Заместителем уездного члена окружного суда являлся городской судья. Застал я в этой должности уже порядочно спившегося Соловьева, скоро ушедшего в присяжные поверенные, и его заместил забавный полячек Савицкий. Во всякой нации есть свои смешные стороны, и Савицкий как раз и олицетворял то, что вызывает насмешки в поляках. Он очень любил говорить о своих важных знакомствах и особенно боялся уронить свое достоинство. В частности, он всегда старался показать, что его должность выше земского начальника и посему непременно садился в заседаниях съезда рядом со мной и подписывался выше земских начальников. Впрочем, юрист он был недурной и человек порядочный.
Характерным явлением в съезде были лжесвидетели. Одно время они выходили с категорическими заявлениями, что такого-то числа (иногда год тому назад) при них произошло то-то и то-то; после того, однако, что они несколько раз попались на мой вопрос, какое сегодня число (на что мне обычно отвечали: «Откуда ж мне это знать»), показания их стали менее определенными и вообще более осторожными. Насколько вообще приходилось быть осторожным в судебных делах, приведу один пример. Как-то в Рамушеве ко мне пришел старичок за советом: его сын вырвал ему клок бороды, который он и вытащил из кармана, аккуратно завернутый в бумагу. Я его направил к Судебному Следователю, которому надлежало производить следствие по подобным делам, но когда через несколько дней ко мне пришел этот самый сын за другим советом, и я стал его стыдить за обращение с отцом, то получил ответ: «Да помилуйте, ваше сиятельство, ведь он за этот клок уже получил четвертной билет с моего брата».
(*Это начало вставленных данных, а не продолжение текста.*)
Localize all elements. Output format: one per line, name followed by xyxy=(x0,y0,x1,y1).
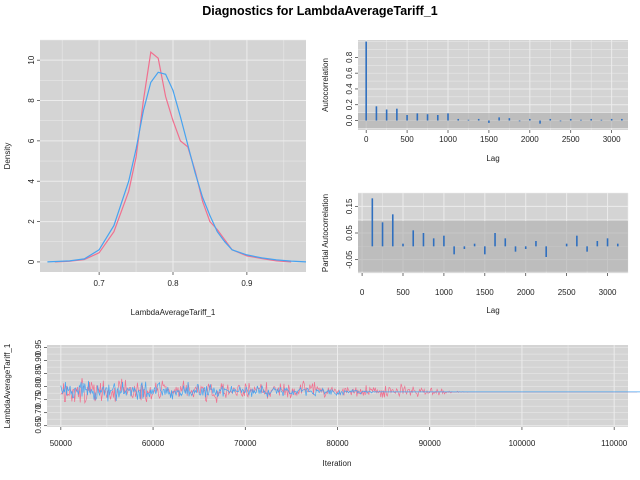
y-tick-label: 0.80 xyxy=(34,378,43,394)
trace-y-ticks: 0.650.700.750.800.850.900.95 xyxy=(34,339,47,433)
y-tick-label: 0.2 xyxy=(345,99,354,111)
x-tick-label: 100000 xyxy=(509,439,536,448)
pacf-y-label: Partial Autocorrelation xyxy=(321,194,330,272)
pacf-panel: 0 500 1000 1500 2000 2500 3000 -0.05 0.05 0.15 L… xyxy=(321,192,629,315)
acf-bars xyxy=(365,41,623,124)
x-tick-label: 1500 xyxy=(476,288,494,297)
x-tick-label: 2500 xyxy=(562,135,580,144)
y-tick-label: 6 xyxy=(27,138,36,143)
x-tick-label: 110000 xyxy=(601,439,628,448)
y-tick-label: 0.8 xyxy=(345,51,354,63)
density-curves xyxy=(47,50,307,263)
y-tick-label: 0.65 xyxy=(34,417,43,433)
density-y-ticks: 0 2 4 6 8 10 xyxy=(27,55,40,264)
trace-x-ticks: 50000 60000 70000 80000 90000 100000 110000 xyxy=(50,427,628,448)
trace-panel: 50000 60000 70000 80000 90000 100000 110000 0.… xyxy=(3,339,640,468)
y-tick-label: 0.75 xyxy=(34,391,43,407)
density-x-ticks: 0.7 0.8 0.9 xyxy=(94,272,253,288)
y-tick-label: 4 xyxy=(27,178,36,183)
x-tick-label: 0.8 xyxy=(167,279,179,288)
y-tick-label: 0.6 xyxy=(345,67,354,79)
pacf-y-ticks: -0.05 0.05 0.15 xyxy=(345,198,358,269)
x-tick-label: 1000 xyxy=(439,135,457,144)
y-tick-label: 0.90 xyxy=(34,352,43,368)
y-tick-label: 0.95 xyxy=(34,339,43,355)
y-tick-label: 10 xyxy=(27,55,36,64)
x-tick-label: 60000 xyxy=(142,439,165,448)
x-tick-label: 1000 xyxy=(435,288,453,297)
y-tick-label: 0.15 xyxy=(345,198,354,214)
x-tick-label: 3000 xyxy=(603,135,621,144)
y-tick-label: -0.05 xyxy=(345,250,354,269)
x-tick-label: 70000 xyxy=(234,439,257,448)
pacf-x-label: Lag xyxy=(486,306,499,315)
trace-series-2 xyxy=(60,380,640,402)
y-tick-label: 0.4 xyxy=(345,83,354,95)
y-tick-label: 0.0 xyxy=(345,114,354,126)
figure-title: Diagnostics for LambdaAverageTariff_1 xyxy=(202,4,438,18)
trace-lines xyxy=(60,378,640,405)
x-tick-label: 90000 xyxy=(419,439,442,448)
density-x-label: LambdaAverageTariff_1 xyxy=(131,308,216,317)
x-tick-label: 50000 xyxy=(50,439,73,448)
acf-x-label: Lag xyxy=(486,154,499,163)
y-tick-label: 0.05 xyxy=(345,225,354,241)
x-tick-label: 3000 xyxy=(599,288,617,297)
acf-confidence-band xyxy=(358,113,628,129)
density-y-label: Density xyxy=(3,143,12,170)
acf-y-ticks: 0.0 0.2 0.4 0.6 0.8 xyxy=(345,51,358,126)
y-tick-label: 0.70 xyxy=(34,404,43,420)
x-tick-label: 2000 xyxy=(517,288,535,297)
x-tick-label: 80000 xyxy=(326,439,349,448)
x-tick-label: 0 xyxy=(360,288,365,297)
y-tick-label: 2 xyxy=(27,219,36,224)
x-tick-label: 1500 xyxy=(480,135,498,144)
x-tick-label: 0 xyxy=(364,135,369,144)
acf-panel: 0 500 1000 1500 2000 2500 3000 0.0 0.2 0.4 0.6 0.8… xyxy=(321,40,628,163)
acf-y-label: Autocorrelation xyxy=(321,58,330,112)
y-tick-label: 8 xyxy=(27,98,36,103)
x-tick-label: 2000 xyxy=(521,135,539,144)
y-tick-label: 0 xyxy=(27,259,36,264)
y-tick-label: 0.85 xyxy=(34,365,43,381)
acf-x-ticks: 0 500 1000 1500 2000 2500 3000 xyxy=(364,130,621,144)
trace-gridlines xyxy=(47,345,628,427)
x-tick-label: 0.7 xyxy=(94,279,106,288)
pacf-x-ticks: 0 500 1000 1500 2000 2500 3000 xyxy=(360,273,617,297)
x-tick-label: 500 xyxy=(396,288,410,297)
x-tick-label: 500 xyxy=(400,135,414,144)
density-series-2 xyxy=(47,71,307,263)
x-tick-label: 0.9 xyxy=(241,279,253,288)
trace-y-label: LambdaAverageTariff_1 xyxy=(3,343,12,428)
pacf-bars xyxy=(371,198,619,257)
trace-x-label: Iteration xyxy=(323,459,352,468)
x-tick-label: 2500 xyxy=(558,288,576,297)
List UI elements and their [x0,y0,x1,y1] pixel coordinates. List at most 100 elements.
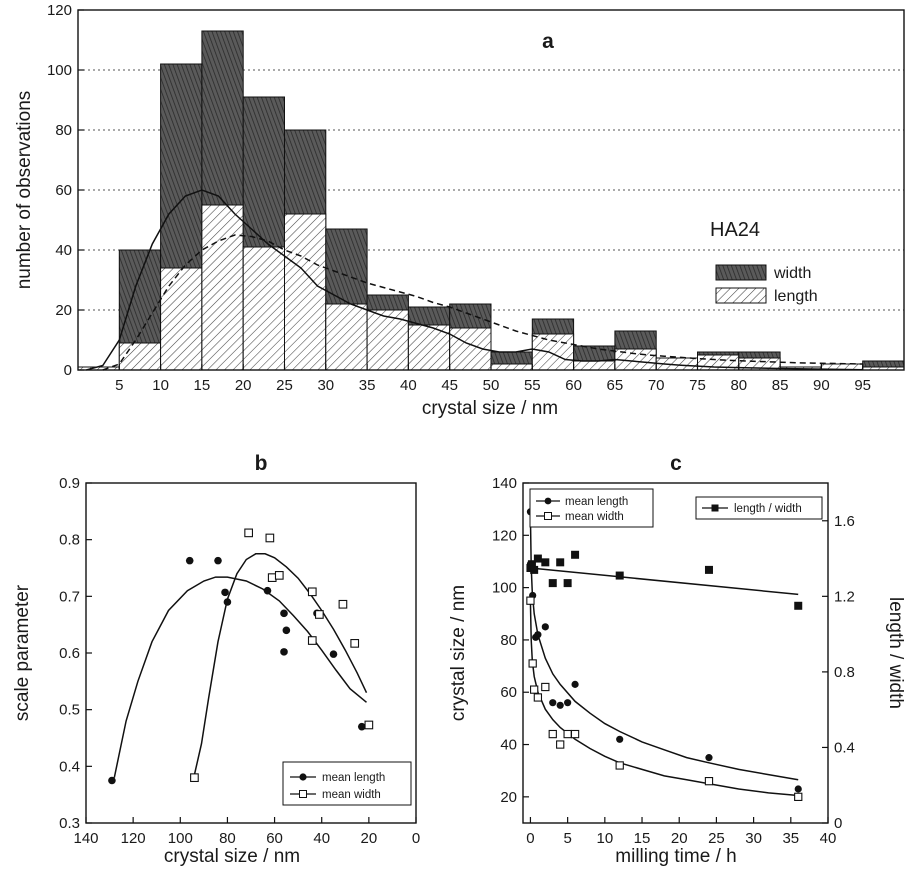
c-point-length-6 [549,699,557,707]
a-bar-length-10 [160,267,203,371]
c-point-length-12 [794,785,802,793]
c-point-width-3 [533,693,543,702]
c-legend-left-box [529,488,654,528]
a-xtick-label-55: 55 [524,377,541,394]
c-point-width-11 [794,792,803,801]
c-point-ratio-11 [794,601,803,610]
a-y-axis-label: number of observations [14,91,35,290]
c-legend-left: mean length mean width [529,488,654,528]
c-xtick-label-35: 35 [782,830,799,847]
a-xtick-label-70: 70 [648,377,665,394]
b-point-length-2 [214,556,222,565]
b-panel-letter: b [255,452,268,475]
c-point-ratio-8 [571,550,580,559]
a-panel-letter: a [542,30,554,53]
a-annotation-ha24: HA24 [710,219,760,241]
c-point-width-1 [528,659,537,668]
a-xtick-label-30: 30 [317,377,334,394]
c-xtick-label-10: 10 [596,830,613,847]
c-legend-ratio-marker [711,504,719,512]
c-xtick-label-5: 5 [563,830,571,847]
b-ytick-label-0.8: 0.8 [59,532,80,549]
a-ytick-label-120: 120 [47,2,72,19]
a-bars [77,30,905,371]
b-xtick-label-140: 140 [73,830,98,847]
b-fit-curves [113,553,368,778]
c-point-length-11 [705,754,713,762]
a-xtick-label-80: 80 [730,377,747,394]
a-fit-curves [86,189,863,371]
a-ytick-label-100: 100 [47,62,72,79]
a-bar-length-20 [242,246,285,371]
c-point-ratio-9 [615,571,624,580]
c-point-ratio-6 [556,558,565,567]
b-ticks: 140 120 100 80 60 40 20 0 0.3 0.4 0.5 0.6 0.7 0.8 0.9 [59,475,420,847]
c-xtick-label-40: 40 [820,830,837,847]
c-plot-frame [522,482,829,824]
a-bar-length-15 [201,204,244,371]
b-point-width-3 [267,573,277,582]
b-point-length-7 [280,648,288,656]
c-point-length-7 [556,701,564,709]
b-point-width-2 [265,533,275,543]
b-point-length-6 [280,609,288,618]
c-point-width-7 [563,729,572,739]
a-legend-width-label: width [773,265,811,282]
a-xtick-label-10: 10 [152,377,169,394]
c-legend-width-marker [544,512,552,520]
a-xtick-label-65: 65 [607,377,624,394]
c-point-ratio-7 [563,579,572,588]
c-ytick-label-80: 80 [500,632,517,649]
c-y-axis-label: crystal size / nm [448,585,469,721]
c-point-length-5 [541,623,549,631]
b-y-axis-label: scale parameter [12,584,33,721]
b-ytick-label-0.7: 0.7 [59,588,80,605]
b-point-width-5 [307,587,317,597]
c-point-ratio-10 [704,565,713,574]
a-legend-width-swatch [715,264,767,281]
c-xtick-label-20: 20 [671,830,688,847]
b-point-width-1 [244,528,253,538]
b-point-length-4 [223,598,232,606]
b-xtick-label-20: 20 [361,830,378,847]
b-legend-length-label: mean length [322,772,385,784]
b-ytick-label-0.5: 0.5 [59,702,80,719]
a-fit-curve-width [86,189,863,371]
b-legend-width-label: mean width [322,789,381,801]
c-point-width-10 [704,777,714,786]
b-point-width-7 [315,610,324,619]
c-point-width-5 [548,729,557,739]
c-ytick-label-100: 100 [492,580,517,597]
c-ticks: 0 5 10 15 20 25 30 35 40 20 40 60 80 100 120 140 0 0.4 0.8… [492,475,855,847]
a-xtick-label-40: 40 [400,377,417,394]
b-legend-width-marker [299,790,307,798]
c-legend-ratio-label: length / width [734,503,802,515]
b-point-length-1 [185,556,194,565]
b-xtick-label-40: 40 [313,830,330,847]
b-point-width-4 [274,571,284,580]
c-point-length-10 [616,735,624,743]
c-point-width-4 [541,682,550,692]
c-data-points [526,508,803,801]
a-ytick-label-0: 0 [64,362,72,379]
b-point-width-8 [338,599,348,609]
a-xtick-label-50: 50 [483,377,500,394]
c-y2tick-label-0.4: 0.4 [834,739,855,756]
a-xtick-label-25: 25 [276,377,293,394]
c-x-axis-label: milling time / h [615,846,736,867]
c-ytick-label-40: 40 [500,737,517,754]
a-ytick-label-80: 80 [55,122,72,139]
b-point-length-11 [357,722,366,731]
c-point-width-8 [570,729,580,739]
b-point-width-0 [190,773,199,783]
b-fit-curve-mean-length [113,576,367,778]
a-xtick-label-75: 75 [689,377,706,394]
c-fit-curve-mean-width [529,600,799,797]
c-xtick-label-0: 0 [526,830,534,847]
b-xtick-label-100: 100 [168,830,193,847]
c-ytick-label-20: 20 [500,789,517,806]
b-point-width-6 [307,636,317,645]
b-legend: mean length mean width [282,761,412,806]
b-point-length-10 [329,650,338,658]
a-bar-length-55 [531,333,575,371]
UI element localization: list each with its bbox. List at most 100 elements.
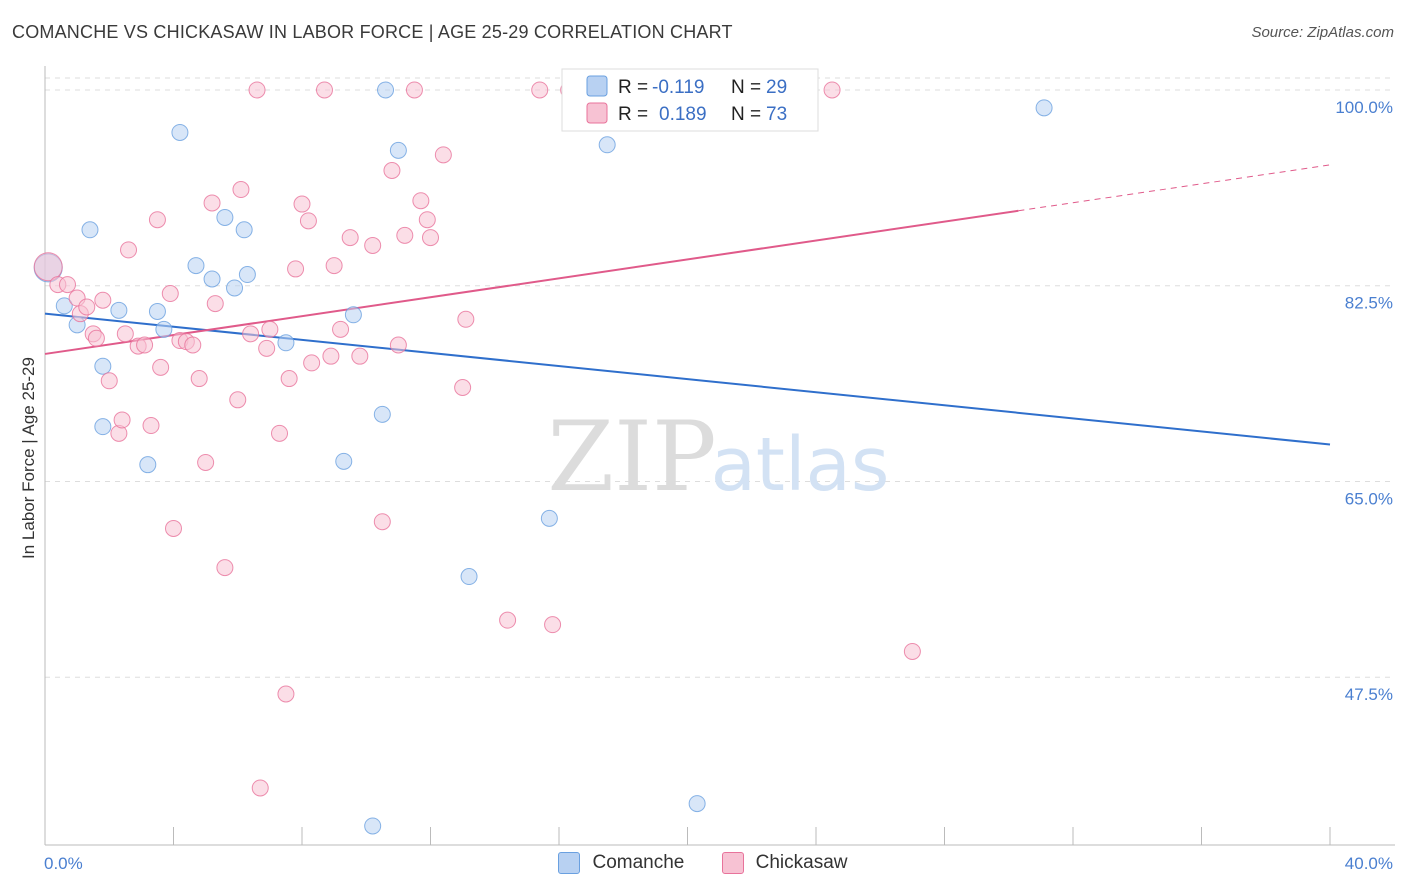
chickasaw-point-7: [87, 329, 105, 347]
chickasaw-point-42: [303, 354, 321, 372]
x-tick-label-0: 0.0%: [44, 854, 83, 873]
chickasaw-point-53: [396, 226, 414, 244]
chickasaw-point-36: [271, 424, 289, 442]
chickasaw-point-48: [351, 347, 369, 365]
chickasaw-point-19: [161, 285, 179, 303]
chickasaw-point-8: [94, 291, 112, 309]
comanche-point-28: [1035, 99, 1053, 117]
legend-r-value-comanche: -0.119: [652, 77, 704, 98]
series-chickasaw: [33, 81, 921, 797]
watermark: ZIP atlas: [547, 401, 889, 513]
source-credit: Source: ZipAtlas.com: [1251, 24, 1394, 41]
legend-n-label-comanche: N =: [731, 77, 761, 98]
series-comanche: [33, 81, 1053, 835]
comanche-point-21: [373, 405, 391, 423]
chickasaw-point-25: [197, 453, 215, 471]
chickasaw-point-26: [203, 194, 221, 212]
chickasaw-point-40: [293, 195, 311, 213]
comanche-point-18: [335, 452, 353, 470]
comanche-point-15: [235, 221, 253, 239]
comanche-point-6: [110, 301, 128, 319]
comanche-point-8: [148, 302, 166, 320]
bottom-legend: Comanche Chickasaw: [0, 852, 1406, 880]
chickasaw-point-17: [148, 211, 166, 229]
trend-lines: [44, 164, 1331, 446]
chickasaw-point-18: [152, 358, 170, 376]
chickasaw-point-44: [322, 347, 340, 365]
bottom-legend-chickasaw: Chickasaw: [721, 852, 848, 874]
chickasaw-point-59: [454, 379, 472, 397]
chickasaw-point-54: [405, 81, 423, 99]
legend-n-label-chickasaw: N =: [731, 104, 761, 125]
y-tick-label-0: 100.0%: [1335, 98, 1393, 117]
chickasaw-point-41: [299, 212, 317, 230]
chickasaw-point-46: [332, 320, 350, 338]
bottom-legend-label-comanche: Comanche: [592, 852, 685, 873]
legend-r-value-chickasaw: 0.189: [659, 104, 707, 125]
trend-line-chickasaw: [44, 209, 1019, 355]
comanche-point-9: [155, 320, 173, 338]
chickasaw-point-12: [116, 325, 134, 343]
bottom-legend-label-chickasaw: Chickasaw: [755, 852, 848, 873]
y-tick-label-1: 82.5%: [1345, 294, 1393, 313]
grid-lines: [45, 77, 1395, 678]
comanche-point-12: [203, 270, 221, 288]
chickasaw-point-60: [457, 310, 475, 328]
chickasaw-point-16: [142, 417, 160, 435]
comanche-point-3: [81, 221, 99, 239]
comanche-point-25: [540, 509, 558, 527]
legend-box: R = -0.119 N = 29 R = 0.189 N = 73: [561, 68, 819, 132]
comanche-point-10: [171, 123, 189, 141]
chickasaw-point-37: [277, 685, 295, 703]
comanche-point-23: [389, 141, 407, 159]
comanche-point-16: [238, 266, 256, 284]
chickasaw-point-28: [216, 559, 234, 577]
chickasaw-point-38: [280, 370, 298, 388]
comanche-point-11: [187, 257, 205, 275]
chickasaw-point-57: [422, 229, 439, 247]
comanche-point-13: [216, 208, 234, 226]
chart-title: COMANCHE VS CHICKASAW IN LABOR FORCE | A…: [12, 22, 733, 42]
axes: [44, 66, 1395, 846]
legend-r-label-comanche: R =: [618, 77, 648, 98]
chickasaw-point-47: [341, 229, 359, 247]
legend-r-label-chickasaw: R =: [618, 104, 648, 125]
legend-n-value-chickasaw: 73: [766, 104, 787, 125]
chickasaw-point-27: [206, 295, 224, 313]
chickasaw-point-13: [120, 241, 138, 259]
comanche-point-7: [139, 456, 157, 474]
chickasaw-point-58: [434, 146, 452, 164]
chickasaw-point-11: [113, 411, 131, 429]
legend-swatch-chickasaw: [586, 102, 608, 124]
comanche-point-27: [688, 795, 706, 813]
chickasaw-point-15: [136, 336, 154, 354]
chickasaw-point-50: [373, 513, 391, 531]
comanche-point-14: [226, 279, 244, 297]
chickasaw-point-24: [190, 370, 208, 388]
watermark-zip: ZIP: [547, 401, 716, 513]
chickasaw-point-52: [389, 336, 407, 354]
bottom-legend-swatch-comanche: [558, 852, 581, 874]
y-tick-label-2: 65.0%: [1345, 489, 1393, 508]
chickasaw-point-30: [232, 181, 250, 199]
chickasaw-point-45: [325, 257, 343, 275]
comanche-point-1: [55, 297, 73, 315]
chickasaw-point-33: [251, 779, 269, 797]
comanche-point-26: [598, 136, 616, 154]
chickasaw-point-5: [78, 298, 96, 316]
trend-line-comanche: [44, 312, 1331, 446]
chickasaw-point-56: [418, 211, 436, 229]
trend-line-chickasaw-extension: [1018, 164, 1331, 212]
bottom-legend-comanche: Comanche: [558, 852, 684, 874]
legend-swatch-comanche: [586, 75, 608, 97]
comanche-point-4: [94, 357, 112, 375]
data-points: [33, 81, 1053, 835]
chickasaw-point-61: [499, 611, 517, 629]
y-tick-label-3: 47.5%: [1345, 685, 1393, 704]
chickasaw-point-62: [531, 81, 549, 99]
chickasaw-point-55: [412, 192, 430, 210]
chickasaw-point-35: [261, 320, 279, 338]
y-axis-label: In Labor Force | Age 25-29: [19, 357, 38, 559]
chickasaw-point-34: [258, 339, 276, 357]
chickasaw-point-51: [383, 162, 401, 180]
В Старорусском уезде было 7 земских участков, которые за все время моего знакомства с уездом были заняты почти без исключения бывшими офицерами. Должен признать, впрочем, что они не были в общем хуже, чем их коллеги-юристы, – быть может, правда, оттого, что из последних в земские начальники шли обычно самые неудачные. Среди всех этих многих лиц были люди разного калибра, но ни про одного из них я не знаю ничего определенно худого, хотя о многих из них не могу ничего сказать хорошего. Таков был, например, уже позднее присланный в наш уезд Стромилов, с первых дней заставивший вспомнить гоголевского Ноздрева; таков был и старик Сурин, отставной подполковник, уже утомленный жизнью и сводивший свои функции к минимуму, чем пользовались старшины и писаря, чтобы за его спиной злоупотреблять. Наконец, таковы были два брата Максютенко, сыновья бывшего председателя мирового съезда, почтенного Ивана Михайловича, – люди хорошие, но очень бесцветные. Более ярки были из них только трое: фон-дер-Вейде, Сесицкий и Меркулов. Вейде, бывший моряк и сын владелицы Рамушева, тактичный и скромный человек, был, быть может, лучшим из земских начальников уезда, ибо у него было понимание крестьянина и его нужд и инстинктивное понимание, что высшее право может стать высшей несправедливостью.
Когда Вейде ушел из уезда, будучи назначен командиром Рижского торгового порта, я о нем искренно пожалел. Меркулов, бывший артиллерист, формально был прекрасным земским начальником и навел в своем участке весь порядок, который было возможно. Строго следил он за исправным состоянием дорог, за применением противопожарных постановлений губернского земства и т. п., но, будучи крайне требовательным к себе самому, он был беспощаден и к другим, и не считался с личными условиями крестьян. Мне приходила не раз мысль, что он был бы идеальным офицером во времена военных поселений, но, понятно, что именно поэтому крестьяне его ненавидели, хотя и признавали и разумность его требований, и его справедливость. Когда он был назначен непременным членом Губернского Воинского Присутствия, они свободно вздохнули.
Недолго пробыл у нас земским начальником младшей брат Меркулова, молодой лицеист, вскоре ушедший в судебное ведомство. Он был довольно точной копией брата, но особенных воспоминаний не оставил, если не считать казуса, по-видимому, ускорившего его уход. Прискакав на пожар в одной из соседних со станцией Волот деревень, он стал распоряжаться и, между прочим, гнать свободных людей на крыши поливать их; одного из них, отказавшегося сперва лезть, он хватил нагайкой, после чего тот полез. После этого Меркулов приехал ко мне за советом по этому вопросу, и я предупредил его, что если на него поступит жалоба, дисциплинарного производства ему не избежать. На его счастье, жалобы не поступило, ибо побитый оказался вновь посвященным дьяконом, боявшимся со своей стороны ответственности за то, что был в штатском платье.